A denúncia das acusações «completamente inventadas», «exageradas» e «falsas» contra o pontífice, salvaguardando, todavia o direito a criticá-lo, é a raiz de onde nasce o livro “Fake pope – As falsas notícias acerca do papa Francisco”, dos jornalistas italianos Nello Scavo e Roberto Beretta, que a Paulinas Editora lançou esta segunda-feira nas livrarias, obra a que o Secretariado Nacional da Pastoral da Cultura já tinha feito referência há precisamente um ano, aquando do seu lançamento mundial em Itália, e de que apresenta agora três excertos.

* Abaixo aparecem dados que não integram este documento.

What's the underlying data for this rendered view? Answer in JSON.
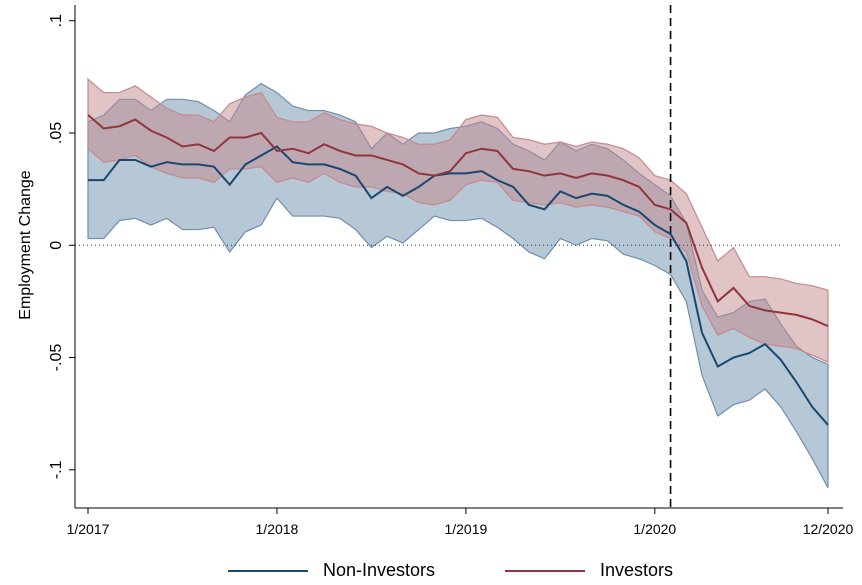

«As fake news recolocam no centro o tema da verdade, caro ao cristianismo tradicional; desta vez, porém, a resposta certa não é transmitir novas seguranças intangíveis, dogmáticas, rígidas, à prova de falsidade, mas educar para uma busca e verificação contínuas», escrevem os autores na introdução, depois de mencionarem a «série infindável de censuras e reprimendas, invetivas e até insultos que lhe têm sido dirigidos, graças à carga imensa de fantasias e também de infâmias que é a rede com os seus braços sociais».

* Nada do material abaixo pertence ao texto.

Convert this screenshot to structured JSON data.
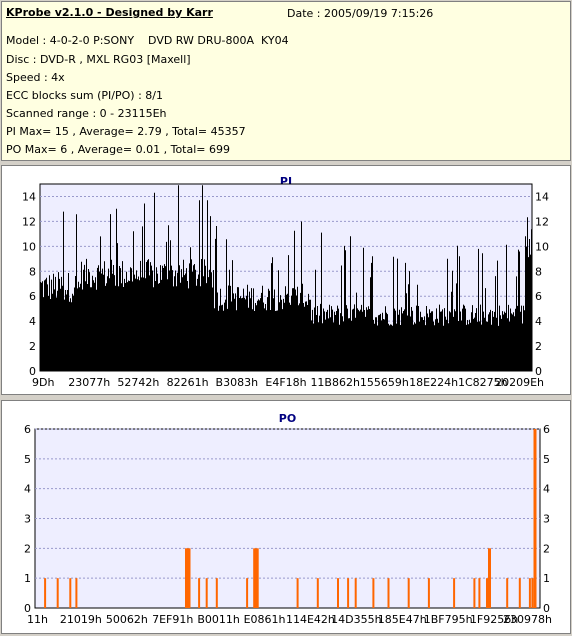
{
  "info": {
    "title": "KProbe v2.1.0 - Designed by Karr",
    "date": "Date : 2005/09/19 7:15:26",
    "lines": [
      "Model : 4-0-2-0 P:SONY    DVD RW DRU-800A  KY04",
      "Disc : DVD-R , MXL RG03 [Maxell]",
      "Speed : 4x",
      "ECC blocks sum (PI/PO) : 8/1",
      "Scanned range : 0 - 23115Eh",
      "PI Max= 15 , Average= 2.79 , Total= 45357",
      "PO Max= 6 , Average= 0.01 , Total= 699"
    ]
  },
  "colors": {
    "pi_bars": "#000000",
    "po_bars": "#ff6600",
    "plot_bg": "#eeeeff",
    "grid": "#9999cc",
    "panel_bg": "#ffffe1"
  },
  "chart_data": [
    {
      "type": "bar",
      "title": "PI",
      "ylim": [
        0,
        15
      ],
      "yticks": [
        "0",
        "2",
        "4",
        "6",
        "8",
        "10",
        "12",
        "14"
      ],
      "xticks": [
        "9Dh",
        "23077h",
        "52742h",
        "82261h",
        "B3083h",
        "E4F18h",
        "11B862h",
        "155659h",
        "18E224h",
        "1C8275h",
        "20209Eh"
      ],
      "grid": true,
      "summary": {
        "max": 15,
        "average": 2.79,
        "total": 45357
      }
    },
    {
      "type": "bar",
      "title": "PO",
      "ylim": [
        0,
        6
      ],
      "yticks": [
        "0",
        "1",
        "2",
        "3",
        "4",
        "5",
        "6"
      ],
      "xticks": [
        "11h",
        "21019h",
        "50062h",
        "7EF91h",
        "B0011h",
        "E0861h",
        "114E42h",
        "14D355h",
        "185E47h",
        "1BF795h",
        "1F9256h",
        "230978h"
      ],
      "grid": true,
      "x": [
        0.02,
        0.045,
        0.07,
        0.082,
        0.3,
        0.305,
        0.325,
        0.34,
        0.36,
        0.42,
        0.435,
        0.44,
        0.52,
        0.56,
        0.6,
        0.62,
        0.635,
        0.67,
        0.7,
        0.74,
        0.78,
        0.83,
        0.87,
        0.88,
        0.895,
        0.9,
        0.935,
        0.96,
        0.98,
        0.985,
        0.99
      ],
      "values": [
        1,
        1,
        1,
        1,
        2,
        2,
        1,
        1,
        1,
        1,
        2,
        2,
        1,
        1,
        1,
        1,
        1,
        1,
        1,
        1,
        1,
        1,
        1,
        1,
        1,
        2,
        1,
        1,
        1,
        1,
        6
      ],
      "summary": {
        "max": 6,
        "average": 0.01,
        "total": 699
      }
    }
  ]
}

«O passado “desaparecido”, «De Bergoglio a Francisco – O papa “emérito” e o papa “inválido”», «“Poderes fortes” à conquista de Roma – A quem incomoda o papa vindo do outro mundo», «Uma cúria que precisa de ser curada – Os venenos que o pontífice encontrou em sua casa», «Pobre Francisco – Quando fazer a caridade se torna uma culpa», «Uma Cruz sobre o diálogo – Ecumenismo e religiões, o papa vergastado», «Campeão sem valores? Bergoglio às voltas com os “gays”, a ideologia de género, os pró-vida e o LGBT», «Papa, papa das minhas tramas… - Freud, Soros, Marx: Francisco examinado pelos complotistas», «O mestre sobre o “ex cathedra” – Se nem sequer os fiéis o conseguem entender», «Mentiras e só mentiras – Sob a cúpula petrina, uma onda de notícias infundadas», «Um papa que já não é “infalível” – Onde é que Francisco falhou» e «Clericais versus lobby “gay”» constituem os capítulos deste livro.

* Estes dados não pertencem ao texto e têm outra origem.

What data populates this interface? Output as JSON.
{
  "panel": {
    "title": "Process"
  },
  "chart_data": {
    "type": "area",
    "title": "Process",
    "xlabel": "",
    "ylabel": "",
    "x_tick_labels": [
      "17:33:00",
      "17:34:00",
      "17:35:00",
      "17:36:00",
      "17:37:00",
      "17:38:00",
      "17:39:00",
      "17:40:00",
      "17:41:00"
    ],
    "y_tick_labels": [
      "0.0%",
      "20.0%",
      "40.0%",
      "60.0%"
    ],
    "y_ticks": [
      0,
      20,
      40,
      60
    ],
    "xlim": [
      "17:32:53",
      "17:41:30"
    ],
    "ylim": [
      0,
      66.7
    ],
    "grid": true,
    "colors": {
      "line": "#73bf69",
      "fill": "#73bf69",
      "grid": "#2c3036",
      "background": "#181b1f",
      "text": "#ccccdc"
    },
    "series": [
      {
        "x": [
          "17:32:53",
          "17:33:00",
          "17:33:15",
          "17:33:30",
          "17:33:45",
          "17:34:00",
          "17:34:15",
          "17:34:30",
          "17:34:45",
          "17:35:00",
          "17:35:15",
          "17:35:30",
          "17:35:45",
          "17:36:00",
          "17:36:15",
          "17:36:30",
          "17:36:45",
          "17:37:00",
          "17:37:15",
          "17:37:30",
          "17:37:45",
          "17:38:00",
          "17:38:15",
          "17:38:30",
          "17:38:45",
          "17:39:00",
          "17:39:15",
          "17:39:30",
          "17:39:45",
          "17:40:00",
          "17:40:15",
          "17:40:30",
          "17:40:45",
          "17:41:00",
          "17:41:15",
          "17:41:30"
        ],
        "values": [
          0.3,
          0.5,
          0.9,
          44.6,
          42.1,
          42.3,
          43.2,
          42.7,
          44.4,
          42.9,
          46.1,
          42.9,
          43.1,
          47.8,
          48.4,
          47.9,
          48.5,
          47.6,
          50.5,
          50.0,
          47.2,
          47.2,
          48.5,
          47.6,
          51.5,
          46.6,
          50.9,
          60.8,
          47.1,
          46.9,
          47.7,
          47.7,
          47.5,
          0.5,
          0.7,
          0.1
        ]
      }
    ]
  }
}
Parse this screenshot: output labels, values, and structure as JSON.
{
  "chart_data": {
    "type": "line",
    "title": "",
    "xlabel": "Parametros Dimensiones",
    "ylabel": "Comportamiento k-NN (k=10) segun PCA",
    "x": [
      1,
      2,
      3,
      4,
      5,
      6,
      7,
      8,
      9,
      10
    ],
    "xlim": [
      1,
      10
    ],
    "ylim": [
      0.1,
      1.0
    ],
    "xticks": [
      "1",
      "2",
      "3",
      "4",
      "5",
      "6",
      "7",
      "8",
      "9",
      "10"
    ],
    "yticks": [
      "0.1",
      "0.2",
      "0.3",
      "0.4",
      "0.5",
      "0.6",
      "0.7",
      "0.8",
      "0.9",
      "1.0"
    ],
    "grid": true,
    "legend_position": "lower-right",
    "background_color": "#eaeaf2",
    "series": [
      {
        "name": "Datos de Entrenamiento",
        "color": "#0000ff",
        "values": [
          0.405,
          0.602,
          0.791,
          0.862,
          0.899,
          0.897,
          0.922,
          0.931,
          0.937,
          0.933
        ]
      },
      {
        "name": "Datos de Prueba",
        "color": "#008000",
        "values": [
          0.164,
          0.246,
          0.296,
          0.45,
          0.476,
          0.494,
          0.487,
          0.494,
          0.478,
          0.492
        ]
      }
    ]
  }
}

Nello Scavo vai estar em Portugal para falar à imprensa sobre o volume e para participar em três encontros abertos ao público relativos ao livro e aos temas que coloca: a 30 de maio, às 17h00, em Lisboa (auditório da Renascença) integra a mesa redonda “Esta é a rede que queremos”; a 1 de junho, em Bragança, às 10h00, profere a conferência “Fake news – Uma ameaça à democracia e à família humana”; e no dia seguinte apresenta a obra no auditório da Feira do Livro de Lisboa, às 19h00.
Veste sotaina, mas é contra as mulheres
Nello Scavo, Roberto Beretta
In “Fake pope”
«A esquerda gosta de considerar Francisco como Papa progressista, por vezes até no que diz respeito às relações entre homem e mulher. Em meu entender, é uma imagem ilusória. Sob aparências encantadoras, ele segue, de facto, uma política de domínio em detrimento sobretudo das mulheres e das minorias sexuais. O papa Francisco dirige uma instituição que promove um regime de apartheid contra as mulheres de profundos efeitos nefastos sobre a vida e os direitos das mulheres em qualquer parte do mundo, dentro e fora da Igreja católica.» (Denine Couture, teóloga da Universidade de Montreal)
«A sua abertura às mulheres é acompanhada por uma visão tradicional da mulher. Pior ainda: tal como o seu predecessor, o papa Francisco considera o feminismo um mal, bem como, naturalmente, a teologia feminista.» (Louise MélançonOUISE, Instituto Católico de Paris)
«Menospreza o papel das mulheres na Igreja», ou então, «quer o sacerdócio feminino.» Oscila entre estes dois extremos – na verdade, muito distantes – o juízo sobre o feminismo» do papa Francisco.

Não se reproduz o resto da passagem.